In 1899, the Methodist Episcopal Church began its mission in the Philippines as an outpost of the Malaysia Annual Conference. In 1905, the work developed into the Philippine Islands Mission Conference and continued as a part of the central conference of Southern Asia with seven annual conferences in India, one in Malaysia, and one in the Philippines. Many Filipino leaders perceived the annual conference status as a form of annexation by U.S. leaders. In 1908-09, a first schism occurred and a minority group created the Iglesia Evangelica Metodista en las Islas Filipinas (IEMELIF).

In 1912, one of the bishops of the Methodist Episcopal Church for Southern Asia took residence in the Philippines, but this practice did not last for long. In 1933, a second schism occurred around judicial matters and a large minority group created the independent Philippine Methodist Church which became a founding member of the Evangelical Church in the Philippines in 1943.

The United Brethren began a mission in the Philippines in 1901 in cooperation with Presbyterians and Methodists in the Evangelical Union of the Philippine Islands, a federation joined by other denominations which agreed on the division of provinces. In 1929, the United Brethren joined the indigenous United Evangelical Church, which became part of the Evangelical Church in 1943 (1984: United Church of Christ in the Philippines).

In 1940, the first session of the Philippines Central Conference of the Methodist Church was held.
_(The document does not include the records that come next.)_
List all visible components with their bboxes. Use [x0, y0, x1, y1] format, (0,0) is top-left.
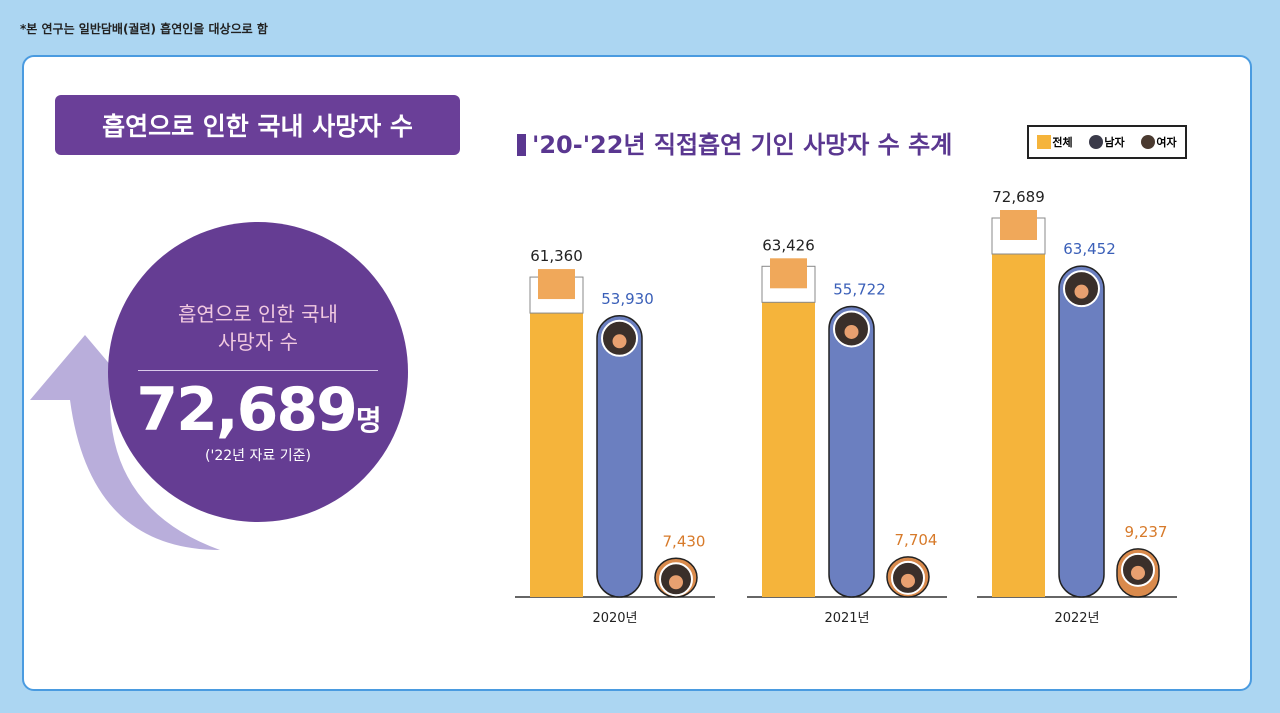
data-basis: ('22년 자료 기준) [205, 448, 311, 464]
face-icon [1131, 565, 1145, 580]
cigarette-icon [1000, 210, 1037, 240]
chart-title: '20-'22년 직접흡연 기인 사망자 수 추계 [517, 125, 952, 160]
face-icon [844, 324, 859, 339]
x-tick-label: 2022년 [1054, 611, 1099, 626]
cigarette-icon [538, 269, 575, 300]
curved-arrow-icon [30, 335, 220, 550]
data-label: 7,704 [895, 531, 938, 549]
data-label: 53,930 [601, 290, 654, 308]
unit: 명 [355, 404, 382, 437]
bar-male [1058, 265, 1105, 598]
data-label: 9,237 [1125, 523, 1168, 541]
face-icon [901, 573, 915, 588]
total-deaths-value: 72,689 [136, 375, 358, 445]
face-icon [612, 334, 627, 349]
cigarette-icon [770, 258, 807, 289]
section-title: 흡연으로 인한 국내 사망자 수 [55, 95, 460, 155]
data-label: 63,426 [762, 236, 815, 254]
footnote: *본 연구는 일반담배(궐련) 흡연인을 대상으로 함 [20, 22, 268, 36]
bar-total [992, 218, 1045, 597]
data-label: 72,689 [992, 188, 1045, 206]
legend-male: 남자 [1089, 134, 1125, 150]
circle-label-1: 흡연으로 인한 국내 [178, 302, 338, 326]
data-label: 7,430 [663, 532, 706, 550]
bar-total [530, 277, 583, 597]
x-tick-label: 2021년 [824, 611, 869, 626]
face-icon [1074, 284, 1089, 299]
face-icon [669, 575, 683, 590]
data-label: 55,722 [833, 280, 886, 298]
bar-total [762, 266, 815, 597]
x-tick-label: 2020년 [592, 611, 637, 626]
legend: 전체 남자 여자 [1027, 125, 1187, 159]
legend-female: 여자 [1141, 134, 1177, 150]
bar-male [828, 305, 875, 598]
legend-total: 전체 [1037, 134, 1073, 150]
bar-male [596, 315, 643, 598]
data-label: 61,360 [530, 247, 583, 265]
data-label: 63,452 [1063, 240, 1116, 258]
circle-label-2: 사망자 수 [218, 330, 298, 354]
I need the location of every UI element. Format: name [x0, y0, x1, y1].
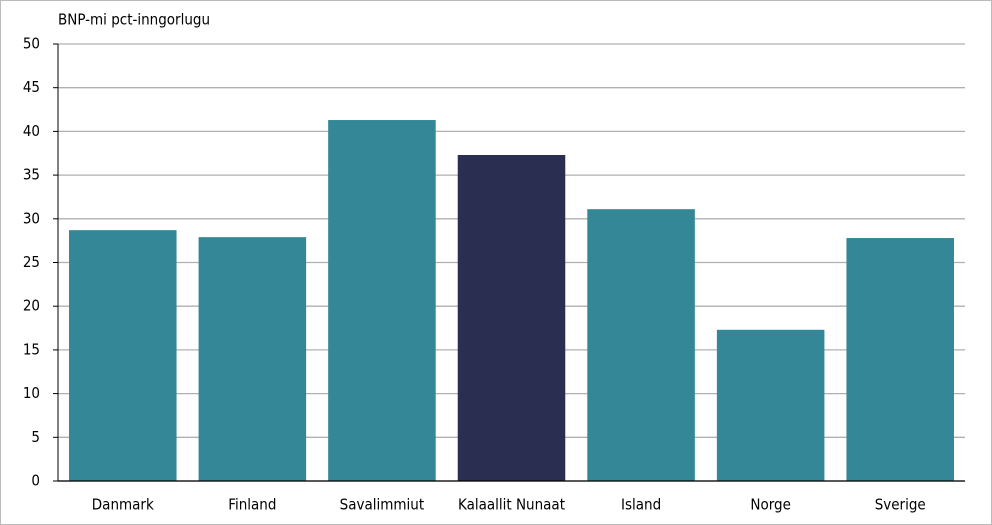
bar	[457, 154, 566, 482]
bar	[69, 230, 177, 481]
y-tick-label: 35	[23, 166, 40, 184]
x-tick-label: Sverige	[875, 496, 926, 514]
y-tick-label: 30	[23, 209, 40, 227]
bar	[328, 120, 436, 482]
y-tick-label: 0	[31, 472, 40, 490]
y-tick-label: 15	[23, 340, 40, 358]
x-tick-label: Norge	[750, 496, 791, 514]
y-tick-label: 40	[23, 122, 40, 140]
y-axis-label: BNP-mi pct-inngorlugu	[58, 11, 210, 29]
bar	[198, 237, 307, 481]
x-tick-label: Kalaallit Nunaat	[458, 496, 565, 514]
bar	[587, 209, 695, 481]
x-tick-label: Savalimmiut	[340, 496, 424, 514]
bar	[716, 329, 825, 481]
y-tick-label: 45	[23, 78, 40, 96]
x-tick-label: Danmark	[92, 496, 154, 514]
y-tick-label: 10	[23, 384, 40, 402]
y-tick-label: 50	[23, 35, 40, 53]
y-tick-label: 5	[31, 428, 40, 446]
y-tick-label: 20	[23, 297, 40, 315]
bar	[846, 238, 954, 481]
y-tick-label: 25	[23, 253, 40, 271]
x-tick-label: Island	[621, 496, 661, 514]
x-tick-label: Finland	[228, 496, 276, 514]
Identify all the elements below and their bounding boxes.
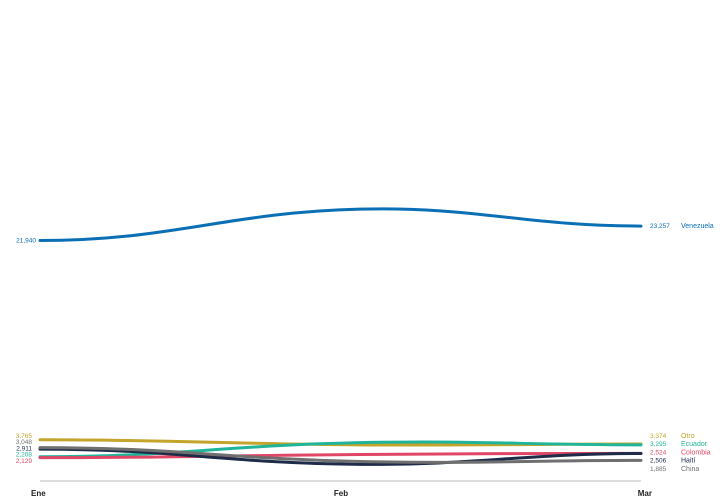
start-label-china: 3,048	[16, 439, 33, 446]
start-label-hait: 2,911	[16, 445, 32, 452]
series-lines	[38, 207, 643, 466]
end-label-colombia: 2,524	[650, 449, 667, 456]
series-name-colombia: Colombia	[681, 449, 711, 456]
series-name-hait: Haití	[681, 458, 695, 465]
series-line-china	[38, 446, 643, 464]
series-name-otro: Otro	[681, 433, 695, 440]
start-label-colombia: 2,129	[16, 458, 33, 465]
end-label-ecuador: 3,295	[650, 441, 667, 448]
x-tick-label: Mar	[638, 489, 652, 498]
end-label-otro: 3,374	[650, 433, 667, 440]
x-axis-ticks: Ene Feb Mar	[31, 489, 652, 498]
series-name-china: China	[681, 466, 699, 473]
end-label-hait: 2,506	[650, 458, 667, 465]
series-name-venezuela: Venezuela	[681, 223, 714, 230]
start-label-otro: 3,765	[16, 433, 33, 440]
series-name-ecuador: Ecuador	[681, 441, 708, 448]
end-label-venezuela: 23,257	[650, 223, 670, 230]
series-line-hait	[38, 447, 643, 466]
x-tick-label: Ene	[31, 489, 46, 498]
series-line-ecuador	[38, 440, 643, 459]
start-label-ecuador: 2,208	[16, 452, 33, 459]
start-label-venezuela: 21,940	[16, 238, 36, 245]
end-value-labels: 23,257 Venezuela 3,374 Otro 3,295 Ecuador 2,52…	[650, 223, 714, 473]
x-tick-label: Feb	[334, 489, 348, 498]
end-label-china: 1,885	[650, 466, 667, 473]
series-line-colombia	[38, 451, 643, 460]
series-line-venezuela	[38, 207, 643, 243]
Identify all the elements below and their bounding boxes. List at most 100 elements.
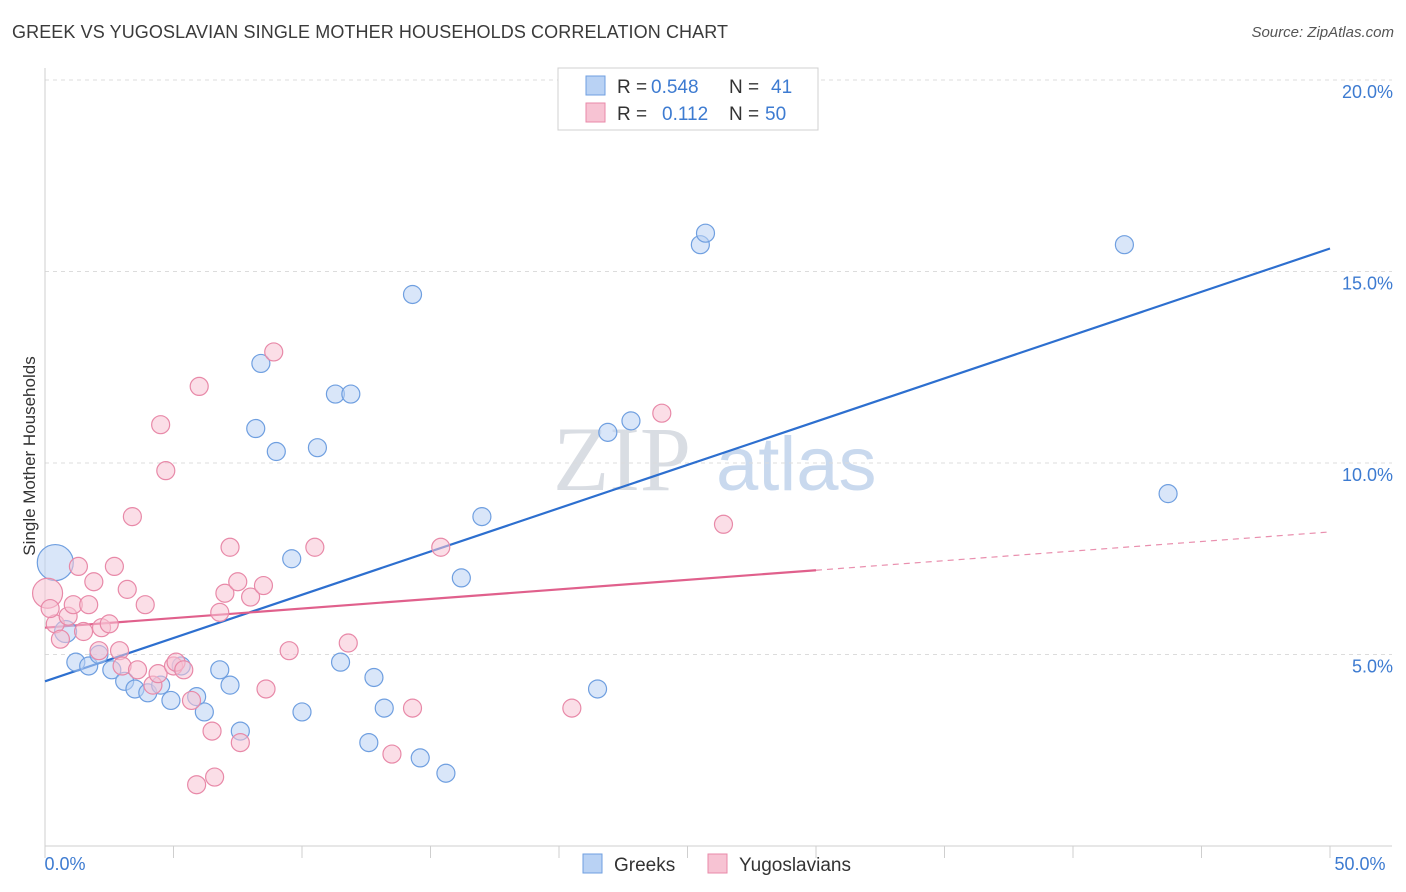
legend-n-label-greeks: N = — [729, 77, 759, 98]
x-tick-label-1: 50.0% — [1334, 854, 1385, 874]
point-yugoslavians-42 — [338, 633, 358, 653]
point-greeks-14 — [210, 660, 230, 680]
legend-r-value-greeks: 0.548 — [651, 77, 699, 98]
grid-lines — [45, 79, 1392, 655]
point-yugoslavians-48 — [713, 514, 734, 534]
point-yugoslavians-34 — [228, 572, 248, 592]
watermark-zip: ZIP — [553, 408, 691, 510]
point-greeks-31 — [436, 763, 456, 783]
point-yugoslavians-11 — [99, 614, 119, 634]
point-yugoslavians-37 — [253, 575, 274, 596]
point-yugoslavians-17 — [127, 660, 148, 680]
chart-title: GREEK VS YUGOSLAVIAN SINGLE MOTHER HOUSE… — [12, 22, 729, 42]
point-yugoslavians-5 — [68, 556, 89, 577]
point-yugoslavians-45 — [431, 537, 451, 557]
point-yugoslavians-8 — [84, 572, 104, 592]
point-yugoslavians-2 — [50, 629, 71, 649]
point-greeks-29 — [402, 284, 423, 305]
point-yugoslavians-36 — [241, 587, 261, 607]
y-tick-label-3: 20.0% — [1342, 82, 1393, 102]
point-greeks-19 — [266, 441, 286, 462]
point-yugoslavians-6 — [73, 621, 94, 642]
point-greeks-22 — [307, 438, 328, 458]
point-greeks-38 — [695, 223, 716, 243]
point-greeks-18 — [251, 353, 271, 374]
point-greeks-20 — [282, 549, 302, 569]
bottom-legend-swatch-yugoslavians — [707, 853, 728, 874]
point-yugoslavians-46 — [562, 698, 582, 718]
y-axis-label: Single Mother Households — [20, 356, 39, 555]
point-yugoslavians-44 — [402, 698, 423, 718]
y-tick-label-2: 15.0% — [1342, 274, 1393, 294]
y-tick-label-0: 5.0% — [1352, 657, 1393, 677]
point-yugoslavians-27 — [187, 775, 207, 795]
x-tick-label-0: 0.0% — [44, 854, 85, 874]
point-yugoslavians-49 — [40, 598, 60, 619]
point-yugoslavians-39 — [264, 342, 284, 362]
point-greeks-0 — [36, 543, 74, 582]
point-yugoslavians-26 — [181, 690, 202, 711]
point-greeks-15 — [220, 675, 240, 695]
point-greeks-10 — [161, 690, 181, 711]
legend-r-label-greeks: R = — [617, 77, 647, 98]
point-yugoslavians-40 — [279, 641, 299, 661]
legend-n-value-greeks: 41 — [771, 77, 792, 98]
point-greeks-34 — [587, 679, 608, 699]
point-yugoslavians-33 — [220, 537, 240, 557]
trend-line-yugoslavians — [44, 569, 817, 629]
point-greeks-30 — [410, 748, 430, 768]
point-yugoslavians-18 — [135, 595, 155, 615]
point-yugoslavians-16 — [122, 507, 142, 527]
point-yugoslavians-29 — [202, 721, 222, 741]
point-greeks-36 — [621, 411, 641, 431]
point-greeks-33 — [472, 507, 492, 527]
point-yugoslavians-30 — [205, 767, 225, 787]
point-yugoslavians-28 — [189, 376, 209, 396]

Under strong pressure from the Japanese occupation, the central conference elected the first indigenous bishop in 1944. In the 1950s, the Methodist Church expanded its mission to Mindanao and other islands of the country. With the growth of the church, the 1960 General Conference authorized the election of a second bishop.

After 1968, debate continued in The United Methodist Church in the Philippines on choosing to become an autonomous church, an affiliated autonomous church or remaining within The United Methodist Church. This debate was heightened by the fact that all other Methodist churches in Asia had chosen autonomy and The United Methodist Church was still perceived as a U.S.-dominated church.